DESCRIPTION (provided by applicant): N-methyl-D-aspartate (NMDARs) play critical roles in information processing and in the synaptic plasticity that underlies learning and memory. Depending upon their pattern of activation, NMDARs can promote long- term potentiation (LTP) or long-term synaptic depression (LTD), two leading candidates for memory mechanisms in the mammalian brain. When activated excessively, NMDARs also cause several forms of neurodegeneration. Importantly, it appears that different subclasses of NMDARs and different signaling pathways contribute to synaptic plasticity and neurodegeneration. We have observed that there are also conditions, intermediate between synaptic plasticity and neurodegeneration, in which NMDAR activation produces no change in synaptic responses or neuronal injury but inhibits the ability to generate LTP. This NMDAR-mediated LTP inhibition is observed with low level activation of NMDARs, certain patterns of synaptic stimulation and exposure to sub-lethal stressful conditions (brief hypoxia, low glucose and ammonia). Because of the role that synaptic plasticity appears to play in memory processing, this NMDAR- mediated LTP inhibition may be important for understanding cognitive defects that accompany untimely NMDAR activation in neuropsychiatric disorders. In this proposal, we will extend our initial work on NMDAR LTP inhibition by examining factors that contribute to this form of synaptic modulation. The aims of our studies are 1. To determine the role of subclasses of NMDARs in LTP inhibition; 2. To determine intracellular pathways contributing to NMDAR-mediated LTP inhibition with emphasis on evidence indicating that specific molecular subclasses of NMDARs couple to different classes of intracellular messengers; and 3. To determine whether NMDAR-LTP inhibition represents a form of metabolic stress with emphasis on pursuing preliminary studies indicating that alternative energy substrates such as pyruvate overcome the LTP inhibition when administered following untimely NMDAR activation. These studies will be conducted in the CA1 region of rat hippocampal slices, an area known to be important for memory processing. The long-term goal of our studies is to identify ways to preserve and restore synaptic function in individuals with neuropsychiatric disorders.

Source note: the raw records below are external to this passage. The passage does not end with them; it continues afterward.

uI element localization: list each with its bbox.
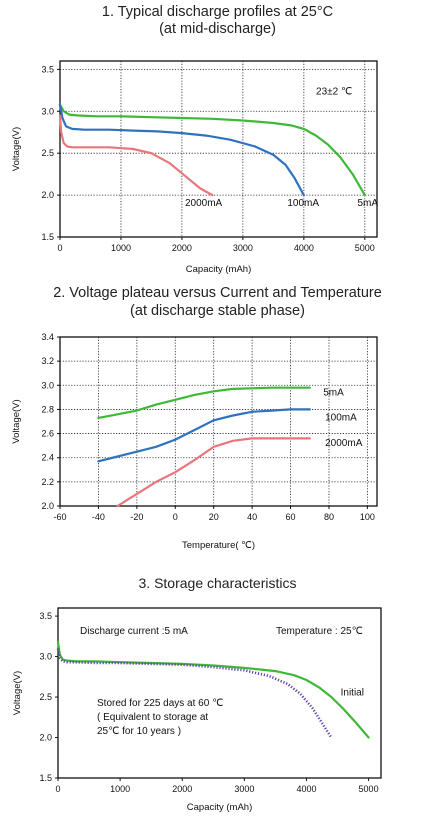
x-tick-label: -60 [53, 512, 66, 522]
x-tick-label: 100 [360, 512, 375, 522]
series-line-2000ma [58, 114, 214, 197]
y-tick-label: 3.0 [39, 652, 52, 662]
x-tick-label: 2000 [172, 243, 192, 253]
series-line-5ma [97, 386, 311, 420]
y-tick-label: 3.0 [41, 380, 54, 390]
y-tick-label: 3.5 [41, 64, 54, 74]
x-tick-label: 3000 [233, 243, 253, 253]
series-line-stored [56, 648, 333, 739]
chart3-discharge-current-annotation: Discharge current :5 mA [80, 626, 188, 637]
x-tick-label: 80 [324, 512, 334, 522]
x-tick-label: 5000 [355, 243, 375, 253]
x-tick-label: 4000 [294, 243, 314, 253]
y-tick-label: 2.5 [39, 692, 52, 702]
plot-frame [59, 60, 378, 238]
series-line-2000ma [116, 437, 311, 508]
plot-frame [57, 607, 382, 779]
y-axis-label: Voltage(V) [12, 671, 23, 715]
series-label-2000ma: 2000mA [185, 198, 223, 209]
x-axis-label: Capacity (mAh) [186, 264, 251, 275]
y-tick-label: 2.2 [41, 477, 54, 487]
y-tick-label: 1.5 [39, 773, 52, 783]
chart3-storage-note-line: ( Equivalent to storage at [97, 712, 208, 723]
series-line-initial [56, 640, 370, 739]
series-label-5ma: 5mA [357, 198, 378, 209]
chart2-title-line1: 2. Voltage plateau versus Current and Te… [53, 285, 382, 301]
chart2-voltage-plateau: -60 -40 -20 0 20 40 60 80 100 2.0 2.2 2.4 2.6 2.8 3.0 3… [11, 332, 378, 551]
x-tick-label: 4000 [296, 784, 316, 794]
x-tick-label: 5000 [359, 784, 379, 794]
y-tick-label: 2.0 [41, 501, 54, 511]
y-tick-label: 3.4 [41, 332, 54, 342]
x-axis-label: Temperature( ℃) [182, 540, 255, 551]
y-tick-label: 2.0 [39, 733, 52, 743]
y-axis-label: Voltage(V) [11, 399, 22, 443]
x-tick-label: 1000 [110, 784, 130, 794]
series-label-2000ma: 2000mA [325, 438, 363, 449]
chart3-temperature-annotation: Temperature : 25℃ [276, 626, 363, 637]
x-axis-label: Capacity (mAh) [187, 802, 252, 813]
series-line-5ma [58, 103, 366, 197]
x-tick-label: 0 [173, 512, 178, 522]
x-tick-label: 2000 [172, 784, 192, 794]
y-tick-label: 1.5 [41, 232, 54, 242]
x-tick-label: 40 [247, 512, 257, 522]
y-tick-label: 2.6 [41, 429, 54, 439]
plot-frame [59, 336, 378, 507]
series-label-5ma: 5mA [323, 387, 344, 398]
y-tick-label: 3.0 [41, 106, 54, 116]
x-tick-label: 0 [57, 243, 62, 253]
y-tick-label: 3.2 [41, 356, 54, 366]
chart3-title: 3. Storage characteristics [138, 575, 297, 591]
y-tick-label: 2.4 [41, 453, 54, 463]
chart1-temperature-annotation: 23±2 ℃ [316, 87, 352, 98]
y-axis-label: Voltage(V) [11, 127, 22, 171]
series-line-100ma [58, 103, 305, 197]
chart3-storage-characteristics: 0 1000 2000 3000 4000 5000 1.5 2.0 2.5 3.0 3.5 Capa… [12, 607, 382, 813]
x-tick-label: 1000 [111, 243, 131, 253]
series-label-100ma: 100mA [325, 413, 357, 424]
chart3-storage-note-line: Stored for 225 days at 60 ℃ [97, 698, 223, 709]
x-tick-label: 0 [55, 784, 60, 794]
x-tick-label: 3000 [234, 784, 254, 794]
series-label-initial: Initial [341, 687, 364, 698]
chart3-storage-note-line: 25℃ for 10 years ) [97, 726, 181, 737]
series-line-100ma [97, 408, 311, 463]
series-label-100ma: 100mA [287, 198, 319, 209]
x-tick-label: -20 [130, 512, 143, 522]
chart2-title-line2: (at discharge stable phase) [130, 303, 305, 319]
y-tick-label: 2.5 [41, 148, 54, 158]
chart1-discharge-profiles: 0 1000 2000 3000 4000 5000 1.5 2.0 2.5 3.0 3.5 Capa… [11, 60, 378, 275]
x-tick-label: -40 [92, 512, 105, 522]
y-tick-label: 2.8 [41, 404, 54, 414]
chart1-title-line2: (at mid-discharge) [159, 21, 276, 37]
x-tick-label: 60 [286, 512, 296, 522]
x-tick-label: 20 [209, 512, 219, 522]
chart1-title-line1: 1. Typical discharge profiles at 25°C [101, 4, 334, 20]
y-tick-label: 2.0 [41, 190, 54, 200]
y-tick-label: 3.5 [39, 611, 52, 621]
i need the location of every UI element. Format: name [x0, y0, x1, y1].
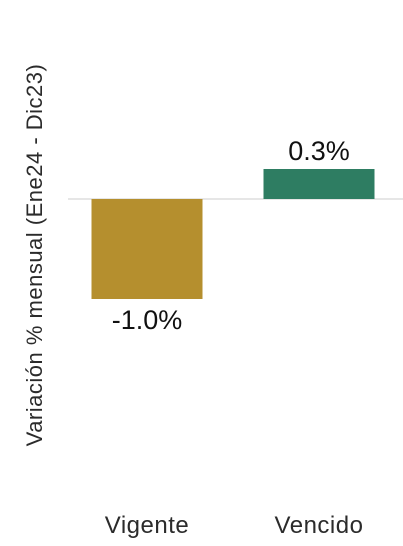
- x-tick-label-vigente: Vigente: [105, 512, 189, 539]
- value-labels-group: -1.0% 0.3%: [112, 136, 350, 335]
- category-labels-group: Vigente Vencido: [105, 512, 364, 539]
- data-label-vigente: -1.0%: [112, 305, 183, 335]
- bar-vigente: [91, 199, 203, 299]
- y-axis-label-group: Variación % mensual (Ene24 - Dic23): [22, 64, 47, 447]
- bar-vencido: [263, 169, 375, 199]
- y-axis-label: Variación % mensual (Ene24 - Dic23): [22, 64, 47, 447]
- data-label-vencido: 0.3%: [288, 136, 350, 166]
- bars-group: [91, 169, 375, 299]
- x-tick-label-vencido: Vencido: [275, 512, 364, 539]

描述（由申请人提供）：n -甲基- d -天冬氨酸（NMDARs）在信息处理和突触可塑性中发挥关键作用，这是学习和记忆的基础。根据它们的激活模式，NMDARs可以促进长时程增强（LTP）或长时程突触抑制（LTD），这是哺乳动物大脑记忆机制的两种主要候选。当过度激活时，NMDARs还会引起几种形式的神经变性。重要的是，NMDARs的不同亚类和不同的信号通路似乎有助于突触可塑性和神经退行性变。我们观察到，在突触可塑性和神经退行性之间也存在一些条件，其中NMDAR激活不会改变突触反应或神经元损伤，但会抑制产生LTP的能力。这种nmdar介导的LTP抑制是在低水平的nmdar激活、某些突触刺激模式和暴露于亚致死应激条件（短暂缺氧、低糖和低氨）下观察到的。由于突触可塑性似乎在记忆加工中发挥作用，这种NMDAR介导的LTP抑制可能对理解神经精神疾病中伴随NMDAR过早激活的认知缺陷很重要。在本提案中，我们将通过研究促成这种形式的突触调节的因素来扩展我们对NMDAR LTP抑制的初步工作。我们研究的目的是1。确定NMDARs亚类在LTP抑制中的作用；2. 确定参与nmdar介导的LTP抑制的细胞内通路，重点关注NMDARs的特定分子亚类与不同类型的细胞内信使偶联的证据；和3。为了确定NMDAR-LTP抑制是否代表一种代谢应激形式，重点是进行初步研究，表明在NMDAR过早激活后给予替代能源底物（如丙酮酸）克服LTP抑制。这些研究将在大鼠海马切片的CA1区域进行，这是一个已知对记忆处理很重要的区域。我们研究的长期目标是确定保存和恢复神经精神疾病患者突触功能的方法。